CALGARY, Alberta (Reuters) - Tumbling crude prices have made building new pipelines more important than ever for Canadian oil and gas producers because the fate of some projects hinges on shipping costs, the head of the industry’s main lobby group said on Wednesday.
Canadian companies have long complained that the industry suffers major lost revenue because their oil, Western Canadian Select, is at times sold at a discount of up to $40 per barrel to Western Texas Intermediate crude.
More recently Canadian heavy crude has been trading at a discount of $15 a barrel.

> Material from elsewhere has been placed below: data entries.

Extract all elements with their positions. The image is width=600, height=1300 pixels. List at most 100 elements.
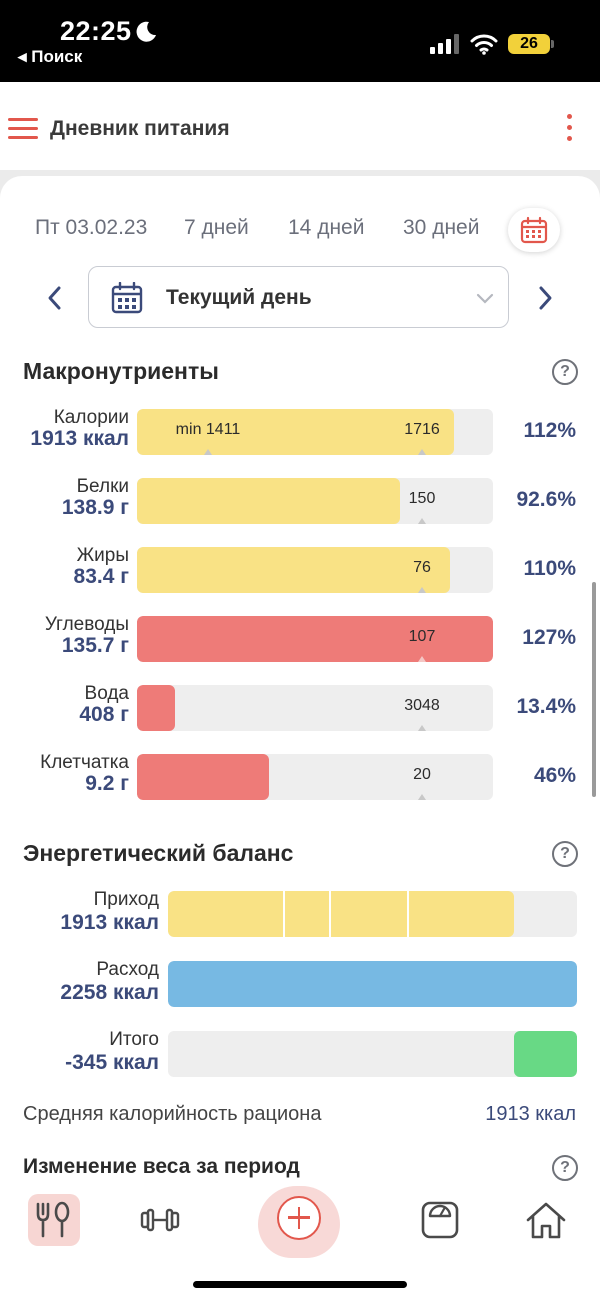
meal-divider [283, 891, 285, 937]
nav-workouts[interactable] [134, 1194, 186, 1246]
macros-title: Макронутриенты [23, 358, 219, 384]
energy-value: -345 ккал [65, 1051, 159, 1074]
macro-bar: 20 [137, 754, 493, 800]
energy-label: Приход [93, 889, 159, 910]
energy-bar-fill [514, 1031, 577, 1077]
energy-title: Энергетический баланс [23, 840, 294, 866]
macro-bar: min 1411 1716 [137, 409, 493, 455]
tab-14-days[interactable]: 14 дней [288, 216, 365, 239]
energy-value: 2258 ккал [60, 981, 159, 1004]
macro-percent: 127% [522, 626, 576, 649]
macro-bar: 150 [137, 478, 493, 524]
energy-value: 1913 ккал [60, 911, 159, 934]
status-time: 22:25 [60, 16, 132, 46]
scale-icon [421, 1201, 459, 1239]
nav-home[interactable] [520, 1194, 572, 1246]
meal-divider [407, 891, 409, 937]
macro-percent: 92.6% [516, 488, 576, 511]
battery-icon: 26 [508, 34, 550, 54]
energy-bar-fill [168, 891, 515, 937]
macro-target: 76 [413, 559, 431, 576]
tab-current-date[interactable]: Пт 03.02.23 [35, 216, 148, 239]
chevron-down-icon [476, 293, 494, 304]
food-icon [36, 1201, 70, 1238]
energy-bar [168, 891, 577, 937]
calendar-icon [520, 216, 548, 244]
back-to-search-link[interactable]: ◂ Поиск [18, 47, 83, 66]
macro-value: 83.4 г [73, 565, 129, 588]
page-title: Дневник питания [50, 117, 230, 140]
macro-min-label: min 1411 [175, 421, 241, 438]
home-icon [526, 1202, 566, 1239]
calendar-button[interactable] [508, 208, 560, 252]
home-indicator [193, 1281, 407, 1288]
macro-label: Углеводы [44, 614, 129, 635]
macro-row-calories: Калории 1913 ккал min 1411 1716 112% [0, 407, 600, 467]
battery-tip [551, 40, 554, 48]
status-bar: 22:25 ◂ Поиск 26 [0, 0, 600, 82]
macro-row-carbs: Углеводы 135.7 г 107 127% [0, 614, 600, 674]
macro-bar-fill [137, 616, 493, 662]
macro-value: 408 г [79, 703, 129, 726]
weight-change-help-icon[interactable]: ? [552, 1155, 578, 1181]
macro-target: 150 [408, 490, 436, 507]
energy-help-icon[interactable]: ? [552, 841, 578, 867]
macros-help-icon[interactable]: ? [552, 359, 578, 385]
energy-row-intake: Приход 1913 ккал [0, 889, 600, 949]
macro-value: 138.9 г [61, 496, 129, 519]
macro-row-protein: Белки 138.9 г 150 92.6% [0, 476, 600, 536]
menu-icon[interactable] [8, 118, 38, 140]
energy-bar-fill [168, 961, 577, 1007]
scrollbar[interactable] [592, 582, 596, 797]
add-icon[interactable] [277, 1196, 321, 1240]
next-day-arrow-icon[interactable] [534, 284, 556, 312]
tab-30-days[interactable]: 30 дней [403, 216, 480, 239]
content-card [0, 176, 600, 1186]
macro-value: 135.7 г [61, 634, 129, 657]
target-tick-marker [418, 656, 426, 662]
target-tick-marker [418, 449, 426, 455]
macro-row-fiber: Клетчатка 9.2 г 20 46% [0, 752, 600, 812]
prev-day-arrow-icon[interactable] [44, 284, 66, 312]
macro-bar-fill [137, 685, 176, 731]
macro-target: 20 [413, 766, 431, 783]
macro-target: 107 [408, 628, 436, 645]
tab-7-days[interactable]: 7 дней [184, 216, 249, 239]
target-tick-marker [418, 794, 426, 800]
macro-percent: 112% [523, 419, 576, 442]
cellular-signal-icon [430, 34, 459, 54]
avg-calories-value: 1913 ккал [485, 1103, 576, 1125]
target-tick-marker [418, 725, 426, 731]
macro-label: Белки [76, 476, 129, 497]
macro-label: Клетчатка [40, 752, 129, 773]
macro-percent: 46% [533, 764, 576, 787]
macro-bar-fill [137, 547, 451, 593]
energy-label: Расход [96, 959, 159, 980]
energy-bar [168, 1031, 577, 1077]
day-range-select[interactable]: Текущий день [88, 266, 509, 328]
min-tick-marker [204, 449, 212, 455]
macro-row-fat: Жиры 83.4 г 76 110% [0, 545, 600, 605]
energy-row-total: Итого -345 ккал [0, 1029, 600, 1089]
macro-bar: 107 [137, 616, 493, 662]
meal-divider [329, 891, 331, 937]
macro-target: 1716 [404, 421, 440, 438]
macro-percent: 110% [523, 557, 576, 580]
macro-label: Жиры [76, 545, 129, 566]
nav-food[interactable] [28, 1194, 80, 1246]
dumbbell-icon [140, 1208, 180, 1232]
wifi-icon [470, 34, 498, 55]
day-range-label: Текущий день [166, 286, 312, 309]
app-header: Дневник питания [0, 82, 600, 170]
more-options-icon[interactable] [562, 114, 576, 146]
macro-label: Калории [53, 407, 129, 428]
nav-weight[interactable] [414, 1194, 466, 1246]
weight-change-title: Изменение веса за период [23, 1155, 300, 1178]
macro-row-water: Вода 408 г 3048 13.4% [0, 683, 600, 743]
macro-value: 1913 ккал [30, 427, 129, 450]
energy-row-expenditure: Расход 2258 ккал [0, 959, 600, 1019]
target-tick-marker [418, 587, 426, 593]
macro-percent: 13.4% [516, 695, 576, 718]
target-tick-marker [418, 518, 426, 524]
energy-bar [168, 961, 577, 1007]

The industry hopes new projects giving them expanded access to U.S. and Asian markets, such as TransCanada Corp’s (TRP.TO) Keystone XL pipeline and Enbridge Inc’s (ENB.TO) Northern Gateway project, would reduce this gap.
Tim McMillan, president of the Canadian Association of Petroleum Producers, said the discount on Canadian crude takes an especially heavy toll with oil prices down by more than 50 percent since June 2014 to around $45 per barrel.
“At $100 a barrel it was a big concern. At $45 a barrel, that is a far larger percentage (of revenue) and is likely the difference between profitable and unprofitable on many of the assets,” McMillan said in an interview.
Environmentalists are pressuring U.S. and Canadian politicians to reject all new pipelines, in hope of stopping the expansion of northern Alberta’s oil sands. Oil sands require the consumption of vast amounts of water and fossil fuels to extract bitumen.
In an example of how lack of market access can hurt a company, junior oil sands producer Connacher Oil and Gas’s CLC.TO transport and handling costs were almost equal to its production and operating costs in the first half of 2015.
The company, which rails just over half its heavy crude to locations outside of Alberta, spent C$15.72 ($11.88) a barrel on transportation and C$16.16 per barrel on production and operating expenses.
That left it with a netback of C$0.50 on every barrel of oil sands bitumen produced.
Companies with committed capacity on export pipelines can reach the U.S. Gulf Coast for as little as $7 a barrel.